A veces el mundo se vuelve nostálgico y habla de los grandes hitos de la historia como oportunidades pérdidas. Si es así, la Costa del Sol es una exaltación poética de lo que pudo ser y todavía no. Un cuarto de sus fábulas, de su incontenible peregrinar de celebridades y aventuras, bastaría para granjearse la visita de millones de curiosos y una flota diaria de japoneses. Pero aquí la pauta es otra, menos melódica y más abrupta. Se prefiere dejar los grandes momentos para el recuento del sabio frente a la hoguera, colocar el Miró en el baño, reservar los tesoros para los cazadores de sueños y de mitos. En Málaga, la cultura avanza, se estiliza, pero con soberano desdén a las posibilidades vivas. Se buscan a las baronesas y se deja de lado a las ideas de los Baroja, a rincones fastuosos, casi vírgenes. Es el caso del Museo Ralli, en Marbella, un lujoso complejo de diez salas con originales de Dalí, Miró, Braque, Chagall, De Chirico. Casi nada. Unos chavales, unos desconocidos.

Fundación y silencio

Estas cosas tienen la marca de la Costa. Un buen día aparece un filántropo de origen judío, Harry Recanati, y decide instalar en una urbanización lujosa su portentosa colección, significada como la más importante a nivel europeo en pintura latinoamericana. El gesto podría interpretarse como un dislate, una bravuconada de multimillonario, el enésimo canto de sirena para la provincia. Nada de eso. El tipo sabía que lo se hacía. El de Marbella completaba su ramillete de museos, repartidos en otros cuatro puntos del mundo: Uruguay, Chile, Israel e Italia. De eso hace ya diez años y aquí no se dice ni pío.

Libertad y filantropía

Puede que la falta de popularidad del Museo Ralli se deba a la política de su fundador, que pone en práctica ideas que rememoran la época de los mecenas exquisitos. Su fundación tiene normas de prócer sueco: no acepta subvenciones, ni públicas ni privadas. Tampoco propuestas lucrativas. Lo suyo es el arte por el arte, al menos, en principio. El museo no cobra entrada y el espectador tiene todas las prerrogativas para enfrentarse con libertad al diálogo con el artista: puede tomar fotos, hacerse una composición en vídeo y pasearse entre hitos del surrealismo sin que nadie le perturbe. Ni siquiera las películas didácticas o los paneles informativos. Sólo falta fumarse un cigarrillo.

Fenómeno inusual

El repertorio casi da miedo. Junto a los nombres de autores poco conocidos en España, relucen litografías, aguafuertes y serigrafías de Georges Braque o Derain. Su situación es casi de circo. Uno puede darse un baño en una piscina exclusiva, siempre que se cuente con la habilidad de engañar a un millonario, y secarse los pies frente de una escultura de André Masson. Parece una isla artificial de Dubai, pero ocurre aquí mismo, a apenas unos kilómetros de La Rosaleda, de las obras que se eternizan, de las estatuas hagiográficas que revalorizan a joyeros y ex presidentes de fútbol.

Tesoro escondido

Poco se sabe del interés de la familia Recanati en Marbella. Aquí el misterio siempre tiene cabida, aunque, en este caso, valen las inferencias. Sus museos eligen localidades turísticas. Puede que la fama de la Costa decantase la elección, aunque también se alza la hipótesis de otros atributos, quizá complementarios. El potencial humano, la presencia de personas de todo tipo de latitudes. Aunque los de Málaga anden en otra cosa. Más pendientes de la aristocracia nacional y su patrimonio envuelto en sainetes televisivos.

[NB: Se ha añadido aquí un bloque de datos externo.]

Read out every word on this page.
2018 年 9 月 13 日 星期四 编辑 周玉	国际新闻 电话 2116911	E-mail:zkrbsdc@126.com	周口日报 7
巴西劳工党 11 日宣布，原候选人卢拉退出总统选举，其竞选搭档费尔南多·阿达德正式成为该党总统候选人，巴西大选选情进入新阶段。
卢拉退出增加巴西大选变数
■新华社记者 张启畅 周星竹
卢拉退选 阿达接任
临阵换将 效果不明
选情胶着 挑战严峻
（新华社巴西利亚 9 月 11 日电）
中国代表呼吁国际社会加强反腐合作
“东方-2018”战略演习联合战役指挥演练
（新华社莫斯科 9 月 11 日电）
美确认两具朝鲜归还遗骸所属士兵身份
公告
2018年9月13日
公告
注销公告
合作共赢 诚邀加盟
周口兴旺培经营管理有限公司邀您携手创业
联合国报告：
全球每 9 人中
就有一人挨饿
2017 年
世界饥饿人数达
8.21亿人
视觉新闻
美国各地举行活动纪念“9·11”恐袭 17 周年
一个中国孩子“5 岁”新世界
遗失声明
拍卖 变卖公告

Las reservas pictóricas del conglomerado Ralli no se agotan en Marbella y admiten la posibilidad de la marcha itinerante. Cuadros no le faltan. Ni nombres: Botero, Maillot, Beck. Su objetivo, dicen, es promocionar a artistas latinoamericanos de calidad contrastada. Otro paraíso en la Costa, otro capítulo extraño, luminoso, otro cráter encendido.